IDXChannel - PT Pertamina Geothermal Energy Tbk (PGEO) begitu yakin potensi bisnisnya ke depan sangat menjanjikan.
Keyakinan tersebut didasarkan pada tren kesadaran masyarakat global terhadap pentingnya menggunakan energi bersih non-fosil, di mana salah satunya adalah energi panas bumi yang notabene menjadi bisnis utama PGEO.
Meski demikian, dengan besarnya potensi yang tersedia di pasar, sejumlah risiko dan tantangan diperkirakan juga melekat pada kinerja anak usaha PT Pertamina (Persero) tersebut.
Prediksi ini didasarkan pada laporan keuangan PGEO untuk tahun buku 2022 lalu, di mana posisi saldo modal kerja (working capital) perusahaan tercatat masih negatif.
Hingga akhir tahun lalu, nilai saldo modal kerja PGEO tercatat masih minus USD424.475. Meski nilai tersebut relatif kecil, namun posisi minus tetap menunjukkan bahwa utang lancar perusahaan masih lebih besar dibanding aset lancar yang dimiliki.
Sedangkan pada saat yang sama, total utang PGEO mencapai USD943,28 juta, yang terdiri dari pinjaman bank jangka panjang setelah dikurangi bagian yang akan jatuh tempo dalam satu tahun senilai USD327,7 juta.
Sementara utang jangka pendek atau utang lancar perseroan tercatat masih sekitar USD615,58 juta.
"Sedikitnya ada tiga risiko yang harus dihadapi ketika modal kerja negatif. Pertama yaitu risiko likuiditas, di mana perusahaan akan kesulitan menghadapi kondisi eksternal, seperti penagihan utang jatuh tempo," ujar Kepala Riset Praus Capital, Marolop Alfred Nainggolan, Kamis (18/5/2023).
Menurut Alfred, kondisi seperti ini dapat membuat kondisi perusahaan memburuk. Dengan kata lain, perusahaan dengan modal kerja negatif lebih sulit saat menghadapi turbulensi dibandingkan dengan perusahaan yang memiliki modal kerja positif.
"Ketika perusahaan dengan likuiditas tidak baik, maka akan semakin berisiko terhadap faktor-faktor atau risiko ke depannya," tutur Alfred.
Bahkan, Alfred menjelaskan, kondisi perusahaan dengan modal kerja negatif juga lebih berisiko default.

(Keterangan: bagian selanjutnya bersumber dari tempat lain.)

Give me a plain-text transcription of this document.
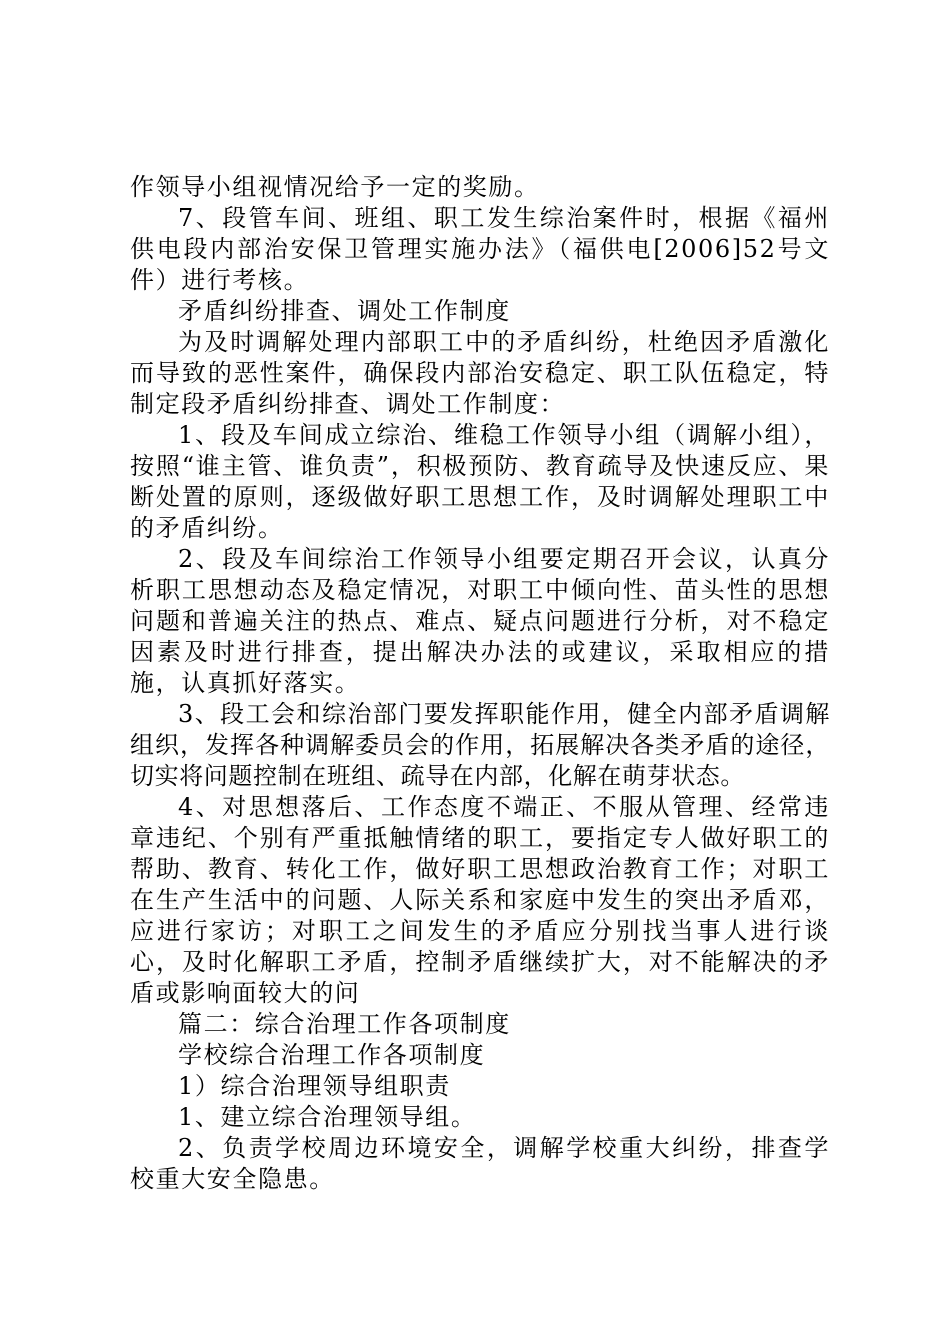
作领导小组视情况给予一定的奖励。

7、段管车间、班组、职工发生综治案件时，根据《福州供电段内部治安保卫管理实施办法》（福供电[2006]52号文件）进行考核。

矛盾纠纷排查、调处工作制度

为及时调解处理内部职工中的矛盾纠纷，杜绝因矛盾激化而导致的恶性案件，确保段内部治安稳定、职工队伍稳定，特制定段矛盾纠纷排查、调处工作制度：

1、段及车间成立综治、维稳工作领导小组（调解小组），按照“谁主管、谁负责”，积极预防、教育疏导及快速反应、果断处置的原则，逐级做好职工思想工作，及时调解处理职工中的矛盾纠纷。

2、段及车间综治工作领导小组要定期召开会议，认真分析职工思想动态及稳定情况，对职工中倾向性、苗头性的思想问题和普遍关注的热点、难点、疑点问题进行分析，对不稳定因素及时进行排查，提出解决办法的或建议，采取相应的措施，认真抓好落实。

3、段工会和综治部门要发挥职能作用，健全内部矛盾调解组织，发挥各种调解委员会的作用，拓展解决各类矛盾的途径，切实将问题控制在班组、疏导在内部，化解在萌芽状态。

4、对思想落后、工作态度不端正、不服从管理、经常违章违纪、个别有严重抵触情绪的职工，要指定专人做好职工的帮助、教育、转化工作，做好职工思想政治教育工作；对职工在生产生活中的问题、人际关系和家庭中发生的突出矛盾邓，应进行家访；对职工之间发生的矛盾应分别找当事人进行谈心，及时化解职工矛盾，控制矛盾继续扩大，对不能解决的矛盾或影响面较大的问

篇二：综合治理工作各项制度

学校综合治理工作各项制度

1）综合治理领导组职责

1、建立综合治理领导组。

2、负责学校周边环境安全，调解学校重大纠纷，排查学校重大安全隐患。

Meski manajemen mengklaim mendapat dukungan dari PT Pertamina (Persero) sebagai induk usaha, namun risiko default tetap membayangi dan relatif lebih besar dibanding dengan perusahaan dengan modal kerja positif.
Sedangkan risiko kedua, disebut Alfred, terdapat risiko pendanaan operasional yang harus dihadapi PGEO menyusul kas yang idle.
"Modal kerja negatif juga dapat mempersempit perseroan dari sisi operasional, sehingga pergerakan PGEO untuk menjalankan bisnis atau ekspansi menjadi terbatas," ungkap Alfred.
Sementara risiko ketiga, lanjut Alfred, adalah persepsi negatif dari para stakeholder, sehingga berpotensi memberikan sentimen buruk terhadap pelaku pasar.
Jika sudah demikian, dampak negatif juga bisa saja merembet hingga ke kinerja saham PGEO di bursa saham nasional.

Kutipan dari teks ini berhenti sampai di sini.